Oldest game in America
Published 9:39 am Tuesday, March 16, 2010
When Trent Chrane talks about lacrosse, the word “fast” keeps coming up in the conversation.
“Lacrosse is really fast, a mixture between soccer and basketball. It never stops,” said the 6-foot-3-inch, 200 pound midfielder for Spain Park’s lacrosse team.
Though most people in the South don’t know much about the sport, its popularity is growing in Shelby County and around the state. In lacrosse, 10 players fight for possession of a ball using long sticks with a mesh pocket on the end. Players score by getting it into the opponent’s 6 foot by 6 foot goal.
“It’s a personal game. You can do a lot of things, more than just a pass or run like in other sports. It’s fast and exciting, it’s fun to watch,” said Chrane.
Lacrosse positions include defense, attackmen and midfielders, plus a goalie.
“Defense players are usually huge and they have longer sticks. The attackmen are smaller and quick, and the midfielders vary in size. They do everything and have to be fast,” said Chrane.
Lacrosse is recognized as the oldest sport in America, dating as far back as the 1400s as a game played by Native Americans. When the French came to America in the 1600s and witnessed the sport, they gave it the name lacrosse after the cross-like sticks used in the game.
“Warriors played it to get tougher and to train for war,” said Chrane. “They used wooden sticks and no pads.”
Modern players wear gloves, elbow and arm pads, shoulder pads and helmets to protect themselves for all the contact allowed in lacrosse, which Chrane said can get pretty violent.
Chrane has played lacrosse for four years, ever since Coach Dan Jordan recruited him for Spain Park’s first team as a freshman.
“He’s a mastermind at lacrosse,” said Chrane. “He’s always pushed me and practiced with me to make me a better player.”
Chrane’s experience with other sports earlier in life like football, baseball and basketball prepared him for the constant motion, strength and skills necessary for lacrosse.
“It’s a mixture of a lot of sports. As long as you’re athletic, you’ll probably like it,” he said. “It’s a lot of fun and you catch on quick.”
Chrane’s skills with the sport have not gone unnoticed by his team, coaches or recruiters. He was named team captain, voted best midfielder and most valuable player by his teammates last season and has been a part of several all-star teams including BAMALAX during the summer, a club team, for the state’s top players.
He said that he enjoyed playing on the same team with many of his rivals.
“Usually you want to take their heads off,” he laughed. But while playing for BAMALAX, he worked together with them to compete against club teams from other states.
Chrane attended seven different lacrosse camps last summer and started getting noticed by coaches and recruiters. “I made the all-star team at four or five of the camps, and coaches kept seeing my name,” he said.

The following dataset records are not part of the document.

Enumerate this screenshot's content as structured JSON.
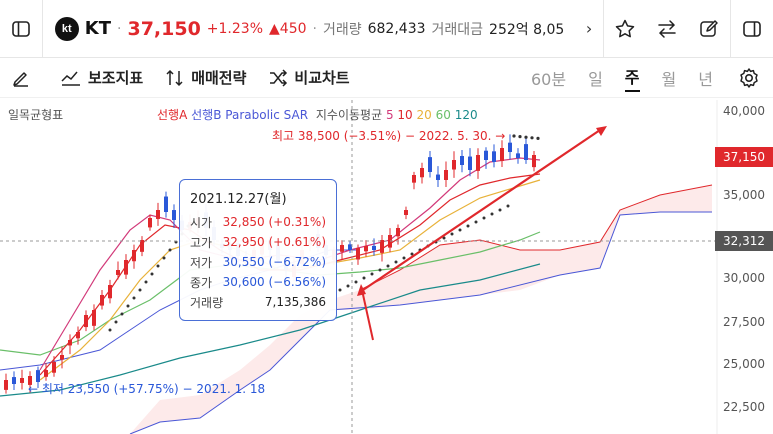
{
  "header": {
    "logo_text": "kt",
    "name": "KT",
    "price": "37,150",
    "change_pct": "+1.23%",
    "change_abs": "▲450",
    "volume_label": "거래량",
    "volume": "682,433",
    "amount_label": "거래대금",
    "amount": "252억 8,05"
  },
  "toolbar": {
    "indicators": "보조지표",
    "strategy": "매매전략",
    "compare": "비교차트",
    "periods": [
      "60분",
      "일",
      "주",
      "월",
      "년"
    ],
    "active_period": "주"
  },
  "legend": {
    "ichimoku": "일목균형표",
    "span_a": "선행A",
    "span_b": "선행B",
    "sar": "Parabolic SAR",
    "ma_label": "지수이동평균",
    "ma_periods": [
      "5",
      "10",
      "20",
      "60",
      "120"
    ]
  },
  "annotations": {
    "high": "최고 38,500 (−3.51%) − 2022. 5. 30. →",
    "low": "← 최저 23,550 (+57.75%) − 2021. 1. 18"
  },
  "tooltip": {
    "date": "2021.12.27(월)",
    "open_label": "시가",
    "open": "32,850 (+0.31%)",
    "high_label": "고가",
    "high": "32,950 (+0.61%)",
    "low_label": "저가",
    "low": "30,550 (−6.72%)",
    "close_label": "종가",
    "close": "30,600 (−6.56%)",
    "vol_label": "거래량",
    "vol": "7,135,386"
  },
  "axis": {
    "ticks": [
      "40,000",
      "35,000",
      "30,000",
      "27,500",
      "25,000",
      "22,500"
    ],
    "current_price_tag": "37,150",
    "crosshair_tag": "32,312"
  },
  "colors": {
    "up": "#e0282c",
    "down": "#2a58d8",
    "accent": "#4a6fd6"
  }
}
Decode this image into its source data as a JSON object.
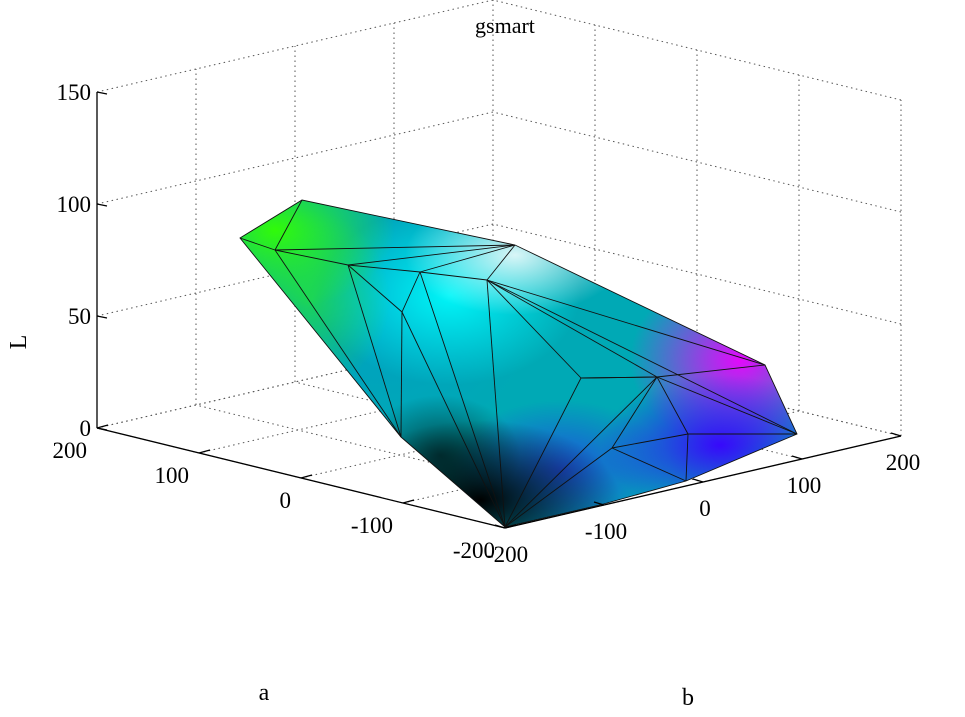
{
  "chart_data": {
    "type": "3d-surface",
    "title": "gsmart",
    "xlabel": "a",
    "ylabel": "b",
    "zlabel": "L",
    "x_ticks": [
      "200",
      "100",
      "0",
      "-100",
      "-200"
    ],
    "y_ticks": [
      "-200",
      "-100",
      "0",
      "100",
      "200"
    ],
    "z_ticks": [
      "0",
      "50",
      "100",
      "150"
    ],
    "xlim": [
      -200,
      200
    ],
    "ylim": [
      -200,
      200
    ],
    "zlim": [
      0,
      150
    ],
    "grid": true,
    "surface": "sRGB-like gamut hull in CIELAB space, faceted with black triangle edges, colored by the Lab color at each vertex"
  }
}
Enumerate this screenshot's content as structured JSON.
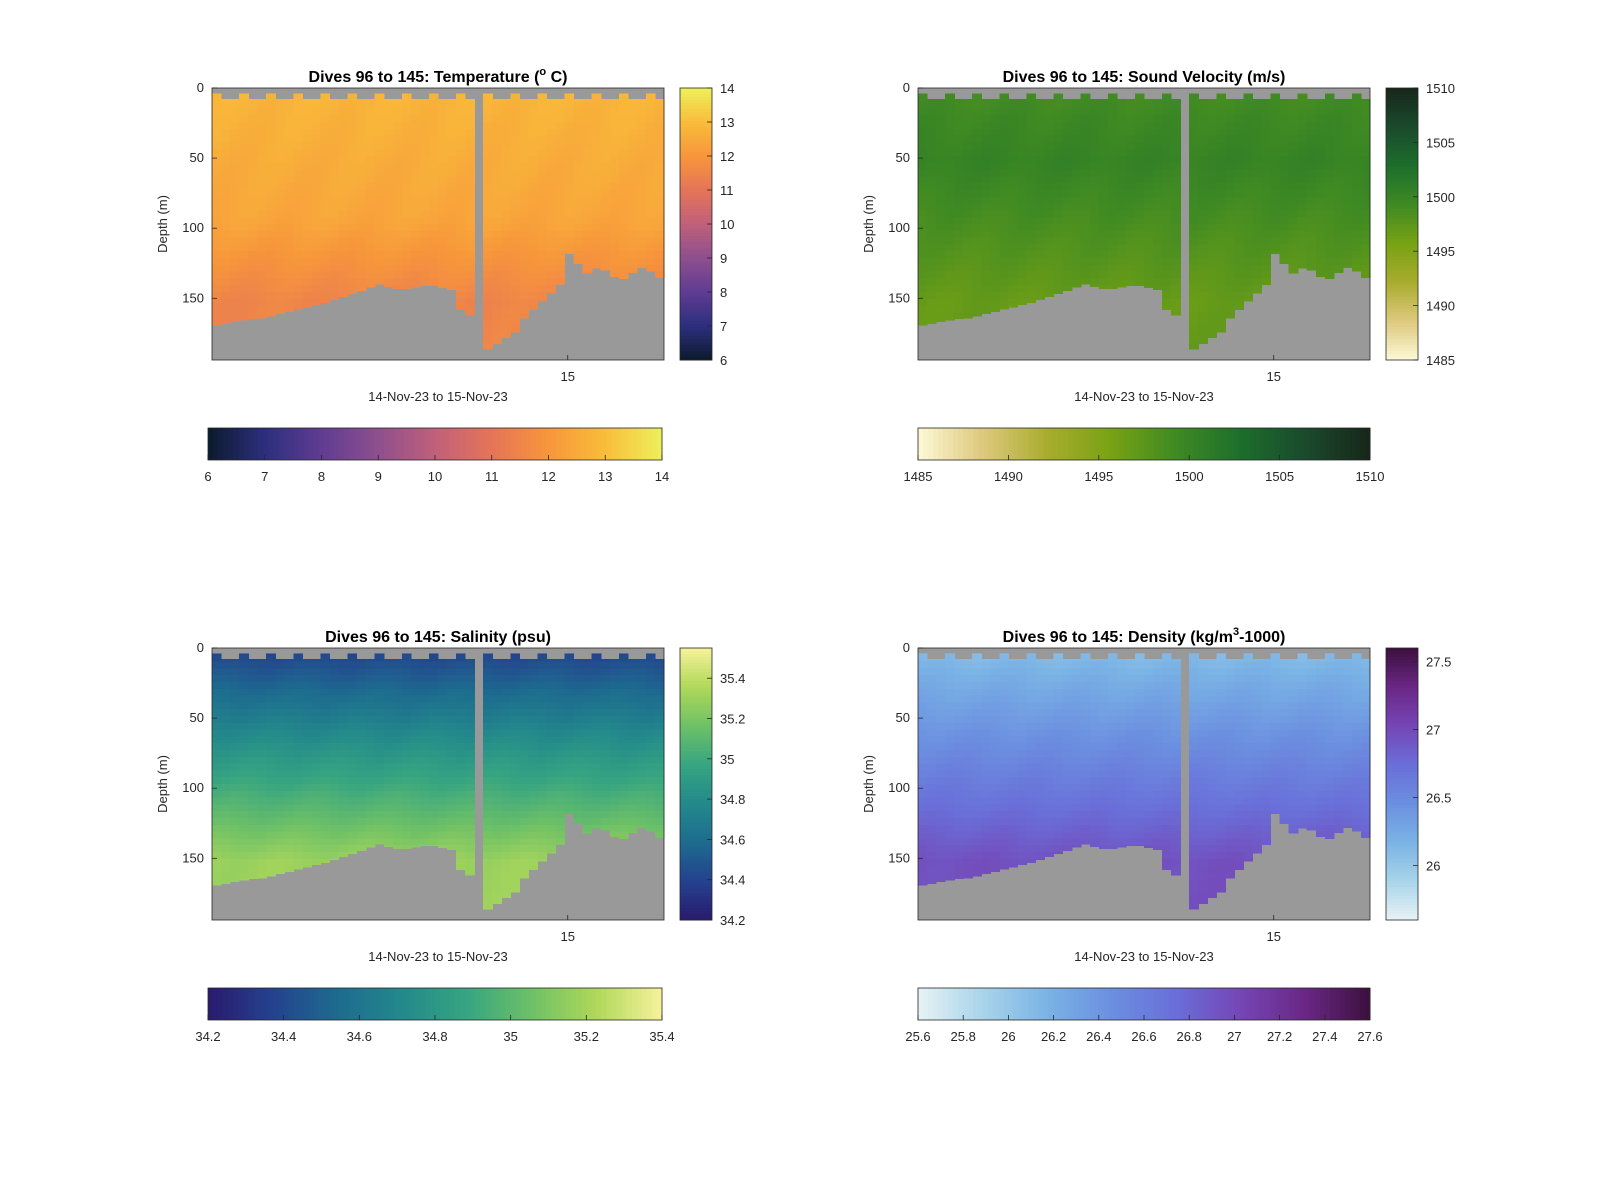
{
  "figure": {
    "background": "#ffffff",
    "land_color": "#999999",
    "date_range_label": "14-Nov-23 to 15-Nov-23",
    "ylabel": "Depth (m)"
  },
  "chart_data": [
    {
      "type": "heatmap",
      "id": "temperature",
      "title": "Dives 96 to 145: Temperature (",
      "title_sup": "o",
      "title_post": " C)",
      "xlabel": "14-Nov-23 to 15-Nov-23",
      "ylabel": "Depth (m)",
      "x_ticks": [
        {
          "value": 1,
          "label": "15"
        }
      ],
      "ylim": [
        0,
        194
      ],
      "y_ticks": [
        0,
        50,
        100,
        150
      ],
      "y_reversed": true,
      "clim": [
        6,
        14
      ],
      "colormap": [
        "#0a1a2c",
        "#2c2f7e",
        "#603c92",
        "#8e4f8e",
        "#c0607a",
        "#e57458",
        "#f7963b",
        "#f9bd3a",
        "#eef05c"
      ],
      "colorbar_ticks": [
        6,
        7,
        8,
        9,
        10,
        11,
        12,
        13,
        14
      ],
      "horizontal_colorbar_ticks": [
        6,
        7,
        8,
        9,
        10,
        11,
        12,
        13,
        14
      ],
      "profile": {
        "surface_value": 12.8,
        "mid_depth": 90,
        "mid_value": 12.4,
        "deep_value": 11.5
      }
    },
    {
      "type": "heatmap",
      "id": "sound_velocity",
      "title": "Dives 96 to 145: Sound Velocity (m/s)",
      "title_sup": "",
      "title_post": "",
      "xlabel": "14-Nov-23 to 15-Nov-23",
      "ylabel": "Depth (m)",
      "x_ticks": [
        {
          "value": 1,
          "label": "15"
        }
      ],
      "ylim": [
        0,
        194
      ],
      "y_ticks": [
        0,
        50,
        100,
        150
      ],
      "y_reversed": true,
      "clim": [
        1485,
        1510
      ],
      "colormap": [
        "#fdf8d6",
        "#ddc97c",
        "#a9ac2e",
        "#77a214",
        "#3f8a23",
        "#1c6e2c",
        "#1b4a2c",
        "#16261a"
      ],
      "colorbar_ticks": [
        1485,
        1490,
        1495,
        1500,
        1505,
        1510
      ],
      "horizontal_colorbar_ticks": [
        1485,
        1490,
        1495,
        1500,
        1505,
        1510
      ],
      "profile": {
        "surface_value": 1499.0,
        "mid_depth": 50,
        "mid_value": 1500.2,
        "deep_value": 1496.8
      }
    },
    {
      "type": "heatmap",
      "id": "salinity",
      "title": "Dives 96 to 145: Salinity (psu)",
      "title_sup": "",
      "title_post": "",
      "xlabel": "14-Nov-23 to 15-Nov-23",
      "ylabel": "Depth (m)",
      "x_ticks": [
        {
          "value": 1,
          "label": "15"
        }
      ],
      "ylim": [
        0,
        194
      ],
      "y_ticks": [
        0,
        50,
        100,
        150
      ],
      "y_reversed": true,
      "clim": [
        34.2,
        35.55
      ],
      "colormap": [
        "#2a1a6e",
        "#24428e",
        "#1d6b8f",
        "#23898b",
        "#37a581",
        "#6ec166",
        "#b0d85a",
        "#f7f29c"
      ],
      "colorbar_ticks": [
        34.2,
        34.4,
        34.6,
        34.8,
        35,
        35.2,
        35.4
      ],
      "horizontal_colorbar_ticks": [
        34.2,
        34.4,
        34.6,
        34.8,
        35,
        35.2,
        35.4
      ],
      "profile": {
        "surface_value": 34.4,
        "mid_depth": 70,
        "mid_value": 34.85,
        "deep_value": 35.3
      }
    },
    {
      "type": "heatmap",
      "id": "density",
      "title": "Dives 96 to 145: Density (kg/m",
      "title_sup": "3",
      "title_post": "-1000)",
      "xlabel": "14-Nov-23 to 15-Nov-23",
      "ylabel": "Depth (m)",
      "x_ticks": [
        {
          "value": 1,
          "label": "15"
        }
      ],
      "ylim": [
        0,
        194
      ],
      "y_ticks": [
        0,
        50,
        100,
        150
      ],
      "y_reversed": true,
      "clim": [
        25.6,
        27.6
      ],
      "colormap": [
        "#e7f2f4",
        "#a8d4ea",
        "#7ab3e5",
        "#6b8fe0",
        "#6a6ed8",
        "#7545b5",
        "#6a2785",
        "#3b0f3d"
      ],
      "colorbar_ticks": [
        26,
        26.5,
        27,
        27.5
      ],
      "horizontal_colorbar_ticks": [
        25.6,
        25.8,
        26,
        26.2,
        26.4,
        26.6,
        26.8,
        27,
        27.2,
        27.4,
        27.6
      ],
      "profile": {
        "surface_value": 26.1,
        "mid_depth": 80,
        "mid_value": 26.55,
        "deep_value": 26.95
      }
    }
  ]
}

“I think they liked that I was big and fast.” he added.
He committed to play for the Naval Academy in November and signed with them Feb. 20. “They have a stellar lacrosse program, one of the top 12 or 13 in the nation. It’s very prestigious,” he said.
During the snow showers in Alabama the weekend of Feb. 13, Chrane managed to get a flight out of Birmingham to watch Navy play Virginia Military Institute in Maryland. “They had three feet of snow there,” he said. “I sat with other players who have committed to play next year and we watched the game. The Navy ended up winning 16-5, so it wasn’t a very exciting game to watch, but still fun,” he laughed.
After finishing up his senior year at Spain Park, Chrane is planning to move to the Navy Prep School in Rhode Island. “There will be 20 players there for a year, so we’ll all get lots of playing time,” said Chrane. “After the year at the prep school, half of the players will go on to play for the Navy and the other half will play somewhere else.” In the Northeast, where lacrosse reigns supreme, Chrane will face more than just the changes in climate and culture. Chrane said that teams with such long-standing lacrosse programs like the Naval Academy take the sport very seriously.
“For most schools in the north, football season is just training for lacrosse season,” he said.
Chrane said his coach and his teammates helped him get to this point of preparing to play for Navy. “You all need to work together. Lacrosse is still very much a team sport,” he said.